In this series of labs, we'll complete a basic overview of the Databricks CLI.
The instructions will work in any terminal. Databricks clusters have a web-based terminal accessible by going to the Clusters tab, selecting your active cluster, clicking the Apps tab and then Launch Web Terminal.
Once you have a terminal open, begin by installing the Databricks CLI using pip
.
pip3 install databricks-cli
To see the list of options, run the help command.
databricks -h
Before we begin, we'll need to configure our connection to the workspace. To see the options for configuration, run:
databricks configure -h
Generating a personal access token is simple, so we'll use this method. Make sure you have you Databricks workspace open in a separate tab, and then run:
databricks configure --token
Copy and paste the workspace URL at the prompt and hit enter.
You will now be prompted for a token. Navigate to your Databricks workspace and click the small user icon in the top right corner. Select User Settings from the drop-down menu. Navigate to the Access Tokens tab and click Generate New Token. Add any comment to describe your token, and set the lifetime for 1 day, then click Generate. Copy and paste the generated token back into the command line prompt and hit enter.
Congratulations! You have successfully enabled programmatic access to your Databricks workspace from the CLI. To confirm this configuration was successful, run:
databricks clusters list
You should see a list of all the clusters configured in your workspace.
While Databricks supports official connectors for a number of popular orchestration tools, the same functionality can be achieved by writing custom logic using the CLI or REST API and your tool of choice. We'll explore basic functionality for working with clusters, jobs, and runs in this lab.
While most jobs will run against Jobs Clusters (which have a lower cost and terminate on job completion), programmatically starting and stopping clusters can be extremely useful when managing a large organization with many interactive cluster users.

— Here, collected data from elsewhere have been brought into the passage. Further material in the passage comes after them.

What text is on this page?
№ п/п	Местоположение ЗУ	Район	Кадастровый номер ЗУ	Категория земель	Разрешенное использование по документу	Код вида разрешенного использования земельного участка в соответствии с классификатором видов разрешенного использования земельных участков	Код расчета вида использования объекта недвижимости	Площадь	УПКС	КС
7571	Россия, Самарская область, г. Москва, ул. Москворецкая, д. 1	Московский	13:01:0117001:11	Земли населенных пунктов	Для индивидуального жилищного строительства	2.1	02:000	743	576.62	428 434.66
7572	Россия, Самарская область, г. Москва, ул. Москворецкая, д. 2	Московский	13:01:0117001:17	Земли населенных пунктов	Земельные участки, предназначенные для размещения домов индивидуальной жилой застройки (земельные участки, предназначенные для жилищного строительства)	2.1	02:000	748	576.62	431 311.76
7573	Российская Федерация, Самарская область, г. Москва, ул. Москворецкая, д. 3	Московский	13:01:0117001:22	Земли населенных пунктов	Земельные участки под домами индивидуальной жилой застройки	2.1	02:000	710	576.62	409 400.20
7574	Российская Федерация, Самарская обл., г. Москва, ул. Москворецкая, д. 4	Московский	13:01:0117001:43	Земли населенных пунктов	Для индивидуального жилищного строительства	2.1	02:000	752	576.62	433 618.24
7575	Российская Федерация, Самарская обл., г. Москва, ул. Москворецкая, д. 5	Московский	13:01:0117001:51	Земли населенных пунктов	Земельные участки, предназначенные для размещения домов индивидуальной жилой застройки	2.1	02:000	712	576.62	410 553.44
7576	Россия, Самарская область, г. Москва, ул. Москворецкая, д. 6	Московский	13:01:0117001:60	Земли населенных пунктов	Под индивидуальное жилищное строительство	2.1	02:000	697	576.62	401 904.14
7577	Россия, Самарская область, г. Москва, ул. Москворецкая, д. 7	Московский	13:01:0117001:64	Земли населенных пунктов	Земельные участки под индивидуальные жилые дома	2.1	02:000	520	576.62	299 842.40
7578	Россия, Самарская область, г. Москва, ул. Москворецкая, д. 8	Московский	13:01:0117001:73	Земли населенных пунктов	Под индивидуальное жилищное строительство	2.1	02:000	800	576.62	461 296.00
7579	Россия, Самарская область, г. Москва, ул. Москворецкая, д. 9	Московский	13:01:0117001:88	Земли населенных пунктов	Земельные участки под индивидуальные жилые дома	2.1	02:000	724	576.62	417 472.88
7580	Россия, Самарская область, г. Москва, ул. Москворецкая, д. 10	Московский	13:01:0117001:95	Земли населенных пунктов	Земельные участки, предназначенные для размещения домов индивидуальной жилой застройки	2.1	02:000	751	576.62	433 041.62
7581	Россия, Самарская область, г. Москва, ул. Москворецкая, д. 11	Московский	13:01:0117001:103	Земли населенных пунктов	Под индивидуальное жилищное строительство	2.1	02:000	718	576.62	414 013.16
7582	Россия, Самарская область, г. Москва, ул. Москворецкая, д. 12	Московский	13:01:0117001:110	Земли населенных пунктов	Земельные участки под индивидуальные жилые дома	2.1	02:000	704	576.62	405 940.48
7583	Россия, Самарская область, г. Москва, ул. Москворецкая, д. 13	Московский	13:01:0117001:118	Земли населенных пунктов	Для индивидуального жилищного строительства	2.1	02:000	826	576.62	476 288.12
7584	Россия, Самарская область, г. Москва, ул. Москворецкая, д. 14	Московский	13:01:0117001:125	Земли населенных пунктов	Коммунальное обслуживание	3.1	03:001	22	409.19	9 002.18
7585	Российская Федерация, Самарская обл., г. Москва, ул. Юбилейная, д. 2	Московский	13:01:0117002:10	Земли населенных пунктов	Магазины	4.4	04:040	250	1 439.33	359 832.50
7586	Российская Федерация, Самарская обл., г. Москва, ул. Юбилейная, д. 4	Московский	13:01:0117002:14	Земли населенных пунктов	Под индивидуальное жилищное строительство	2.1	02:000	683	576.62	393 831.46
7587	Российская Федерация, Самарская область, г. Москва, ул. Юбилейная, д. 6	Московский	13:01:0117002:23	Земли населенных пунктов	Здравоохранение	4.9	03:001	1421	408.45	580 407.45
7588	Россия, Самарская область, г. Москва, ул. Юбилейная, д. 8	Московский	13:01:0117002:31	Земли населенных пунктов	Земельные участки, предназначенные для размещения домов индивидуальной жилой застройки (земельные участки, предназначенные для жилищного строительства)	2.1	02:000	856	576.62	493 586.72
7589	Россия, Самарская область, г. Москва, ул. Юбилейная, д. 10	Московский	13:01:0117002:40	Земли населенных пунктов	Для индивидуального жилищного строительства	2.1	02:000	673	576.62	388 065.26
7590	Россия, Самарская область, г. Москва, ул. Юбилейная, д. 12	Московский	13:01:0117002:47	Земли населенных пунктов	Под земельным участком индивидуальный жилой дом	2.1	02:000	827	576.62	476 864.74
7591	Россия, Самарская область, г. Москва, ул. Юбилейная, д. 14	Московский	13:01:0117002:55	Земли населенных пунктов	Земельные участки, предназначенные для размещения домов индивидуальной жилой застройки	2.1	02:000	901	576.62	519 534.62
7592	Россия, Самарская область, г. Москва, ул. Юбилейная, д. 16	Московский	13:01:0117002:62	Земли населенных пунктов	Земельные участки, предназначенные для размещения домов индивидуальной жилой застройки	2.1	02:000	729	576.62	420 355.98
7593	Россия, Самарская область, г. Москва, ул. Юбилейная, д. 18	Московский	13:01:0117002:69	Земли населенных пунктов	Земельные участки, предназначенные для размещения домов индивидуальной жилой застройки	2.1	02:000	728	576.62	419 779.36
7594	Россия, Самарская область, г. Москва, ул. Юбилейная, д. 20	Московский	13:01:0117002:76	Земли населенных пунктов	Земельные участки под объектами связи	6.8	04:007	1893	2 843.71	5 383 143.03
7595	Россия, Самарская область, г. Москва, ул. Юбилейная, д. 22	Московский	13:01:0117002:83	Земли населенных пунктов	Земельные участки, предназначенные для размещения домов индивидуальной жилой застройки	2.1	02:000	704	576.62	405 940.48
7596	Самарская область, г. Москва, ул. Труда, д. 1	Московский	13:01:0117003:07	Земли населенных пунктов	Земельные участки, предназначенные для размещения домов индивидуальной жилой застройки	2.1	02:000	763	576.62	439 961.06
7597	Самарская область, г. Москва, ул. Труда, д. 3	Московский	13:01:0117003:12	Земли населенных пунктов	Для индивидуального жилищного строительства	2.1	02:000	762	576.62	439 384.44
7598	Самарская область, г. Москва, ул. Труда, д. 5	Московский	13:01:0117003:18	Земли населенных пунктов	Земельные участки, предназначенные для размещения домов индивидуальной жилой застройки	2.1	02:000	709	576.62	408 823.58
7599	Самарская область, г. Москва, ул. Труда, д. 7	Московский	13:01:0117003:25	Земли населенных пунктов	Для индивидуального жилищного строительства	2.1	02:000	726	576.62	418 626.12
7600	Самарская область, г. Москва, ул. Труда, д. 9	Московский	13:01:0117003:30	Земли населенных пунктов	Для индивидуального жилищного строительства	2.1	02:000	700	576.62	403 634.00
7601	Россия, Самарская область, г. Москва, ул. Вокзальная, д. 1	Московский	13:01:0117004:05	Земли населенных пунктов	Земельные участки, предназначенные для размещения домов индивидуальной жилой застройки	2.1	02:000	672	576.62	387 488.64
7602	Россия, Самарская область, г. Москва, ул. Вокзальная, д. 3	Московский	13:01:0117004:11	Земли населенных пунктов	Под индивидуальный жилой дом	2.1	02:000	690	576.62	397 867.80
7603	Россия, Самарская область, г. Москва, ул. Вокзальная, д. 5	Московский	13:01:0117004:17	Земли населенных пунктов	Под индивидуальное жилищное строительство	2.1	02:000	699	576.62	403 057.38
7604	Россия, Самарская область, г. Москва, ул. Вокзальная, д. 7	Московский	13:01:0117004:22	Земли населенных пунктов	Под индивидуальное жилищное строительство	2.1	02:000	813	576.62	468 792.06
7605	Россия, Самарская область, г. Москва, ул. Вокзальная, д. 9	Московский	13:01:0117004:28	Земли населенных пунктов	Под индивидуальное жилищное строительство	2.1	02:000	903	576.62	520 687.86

You can view all clusters in a workspace by running:
databricks clusters list
If there's a currently inactive (terminated) cluster that you'd like to start, replace the <cluster-id>
in the following line and execute the command.
databricks clusters start --cluster-id <cluster_id>
You can see the cluster spinning up in the workspace. We've previously scheduled a notebook job against a cluster. In the Jobs UI, make sure you know the name of the job you want to schedule.
Back in the terminal, list all the jobs in the workspace by running
databricks jobs list
Find your job and replace the <job-id>
to execute the following command:
databricks jobs get --job-id <job_id>
This will print out the full details of your job as a JSON. This output is exactly what would be necessary to define a new job using the CLI with the --json
option. To see all the CLI options for creating jobs, run
databricks jobs create -h
For now, we'll just trigger a run of the job we defined in the UI. Use the same <job-id>
in the following command:
databricks jobs run-now --job-id <job_id>
This command will output the run-id for your job. Substitute this for <run-id>
and execute the following:
databricks runs get-output --run-id <run_id>
This will output the current status of your job. Execute this command a few times until you see SUCCESS
returned as the status. If you run a notebook with an exist status, amongst the returned fields will be a notebook_output
field. Using --notebook-params
and notebook_output
, you can build simple conditionals that trigger control flow in your notebook-based pipelines, and pass parameters and values between your orchestration tooling and your scheduled notebooks.
To shut down your interactive cluster, use the same cluster ID as before to execute:
databricks clusters delete --cluster-id <cluster_id>
By linking together these simple commands, it's easy to build complex workflows using Databricks.